The needle size for a DIY derma rolling therapy ranges from 0.25 to 1.5 millimeters. Each size has its pros and cons, and it's good to keep them in mind before choosing the one that is ideal for you.

A 0.25 millimeter needle is good for every-other-day use and helps the scalp and skin better absorb the hair growth products. The small size of the needle means that the therapy does not require numbing agents before use. However, a 0.25 millimeter derma roller has to be used alongside other products (Minoxidil) for noticeable results. A 0.5 millimeter needle is the recommended size and can be used up to three times a week. Like the smaller size needle, this one can also be used sans numbing creams but must be used with topical agents for any improvement.

The 1 millimeter needle can be used every 10 to 14 days. While it helps with the absorption of hair growth products, it may require a numbing agent due to its size. To date, there are no clinical studies that prove the efficacy of the 1 millimeter needle. The 1.5 millimeter needle can be used every three to four weeks and has been shown to improve the results of treatments such as topical application of Minoxidil, oral use of Finasteride and hair transplants. On the downside, the longer needle brings more discomfort and numbing agents are required to reduce pain caused by the puncture wounds.

What's the difference between DIY and professional derma rolling?

If you are considering derma rolling for hair growth, you can choose a professional or a DIY method. Each has its pros and cons, and depending on the severity of the problem, you may have to choose one over the other. 

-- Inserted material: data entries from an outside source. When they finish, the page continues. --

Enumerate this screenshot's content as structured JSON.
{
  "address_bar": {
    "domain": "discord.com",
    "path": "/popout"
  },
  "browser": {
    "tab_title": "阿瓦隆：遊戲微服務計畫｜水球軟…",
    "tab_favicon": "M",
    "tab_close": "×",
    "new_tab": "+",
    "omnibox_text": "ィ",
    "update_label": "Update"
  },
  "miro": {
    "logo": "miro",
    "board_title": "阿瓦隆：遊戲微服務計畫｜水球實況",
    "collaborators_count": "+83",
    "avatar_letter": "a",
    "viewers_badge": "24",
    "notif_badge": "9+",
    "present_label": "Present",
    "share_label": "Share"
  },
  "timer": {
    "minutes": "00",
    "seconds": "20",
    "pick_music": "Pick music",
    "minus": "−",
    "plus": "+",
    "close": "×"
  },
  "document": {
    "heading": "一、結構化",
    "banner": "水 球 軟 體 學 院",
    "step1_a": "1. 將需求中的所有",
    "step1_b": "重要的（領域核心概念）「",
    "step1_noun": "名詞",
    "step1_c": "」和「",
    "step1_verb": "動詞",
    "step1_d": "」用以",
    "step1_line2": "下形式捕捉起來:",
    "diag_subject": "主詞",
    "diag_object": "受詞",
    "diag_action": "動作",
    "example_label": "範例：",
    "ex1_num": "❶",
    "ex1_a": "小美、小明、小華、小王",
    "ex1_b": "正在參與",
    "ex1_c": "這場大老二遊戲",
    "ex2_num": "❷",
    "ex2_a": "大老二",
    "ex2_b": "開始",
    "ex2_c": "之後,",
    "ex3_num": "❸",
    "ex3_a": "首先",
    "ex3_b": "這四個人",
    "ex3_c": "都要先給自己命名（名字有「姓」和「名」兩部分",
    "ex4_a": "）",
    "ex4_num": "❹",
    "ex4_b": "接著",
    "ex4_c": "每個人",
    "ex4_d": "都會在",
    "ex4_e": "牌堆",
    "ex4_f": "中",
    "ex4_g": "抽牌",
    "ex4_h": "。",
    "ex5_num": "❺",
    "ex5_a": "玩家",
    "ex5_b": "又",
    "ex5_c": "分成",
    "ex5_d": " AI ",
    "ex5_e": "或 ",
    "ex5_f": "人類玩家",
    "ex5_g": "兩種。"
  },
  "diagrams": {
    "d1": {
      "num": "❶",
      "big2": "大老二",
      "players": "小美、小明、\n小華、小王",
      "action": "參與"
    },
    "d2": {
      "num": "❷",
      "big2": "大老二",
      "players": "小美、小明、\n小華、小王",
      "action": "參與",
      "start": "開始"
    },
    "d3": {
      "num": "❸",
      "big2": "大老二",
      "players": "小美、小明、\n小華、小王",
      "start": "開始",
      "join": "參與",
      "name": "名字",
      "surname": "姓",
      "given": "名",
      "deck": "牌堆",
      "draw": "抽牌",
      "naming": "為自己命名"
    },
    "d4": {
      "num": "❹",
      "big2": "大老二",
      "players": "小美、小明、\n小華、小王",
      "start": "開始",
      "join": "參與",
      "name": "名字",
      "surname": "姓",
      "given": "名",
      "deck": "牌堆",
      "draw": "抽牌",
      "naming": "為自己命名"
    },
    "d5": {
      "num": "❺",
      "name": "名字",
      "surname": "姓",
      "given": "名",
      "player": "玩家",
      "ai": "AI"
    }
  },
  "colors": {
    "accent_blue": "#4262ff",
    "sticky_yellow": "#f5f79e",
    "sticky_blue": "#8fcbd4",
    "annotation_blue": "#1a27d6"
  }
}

For example, professional derma rolling can be done with a more practical tool called a derma pen. The sought-after outcome is the same: numerous thin needles cause pinpricks on the skin and scalp to set the healing process in motion. However, a derma pen is gentler on the skin and has adjustable needles according to skin thickness. Moreover, professional derma rollers have needles longer than 1.5 millimeters, penetrating deeper into the skin, setting in motion a more radical reaction leading to better results and decreasing the treatment cycle length. Unfortunately, as the professional treatment is more aggressive, so are the side effects. Itchiness, redness, and swelling may be more prominent than during DIY therapy.

DIY derma rolling therapy is more accessible and cheaper (derma rollers on online retail pages cost between $17 to $30). You can use them in the comfort of your own home, choosing the hair-growth product that meets your needs. The side effects are less compared to a professional derma-rolling session, especially as the needles are shorter and no numbing agent is needed. However, you cannot use a derma pen for DIY use or opt for longer needles — so results may take longer to show.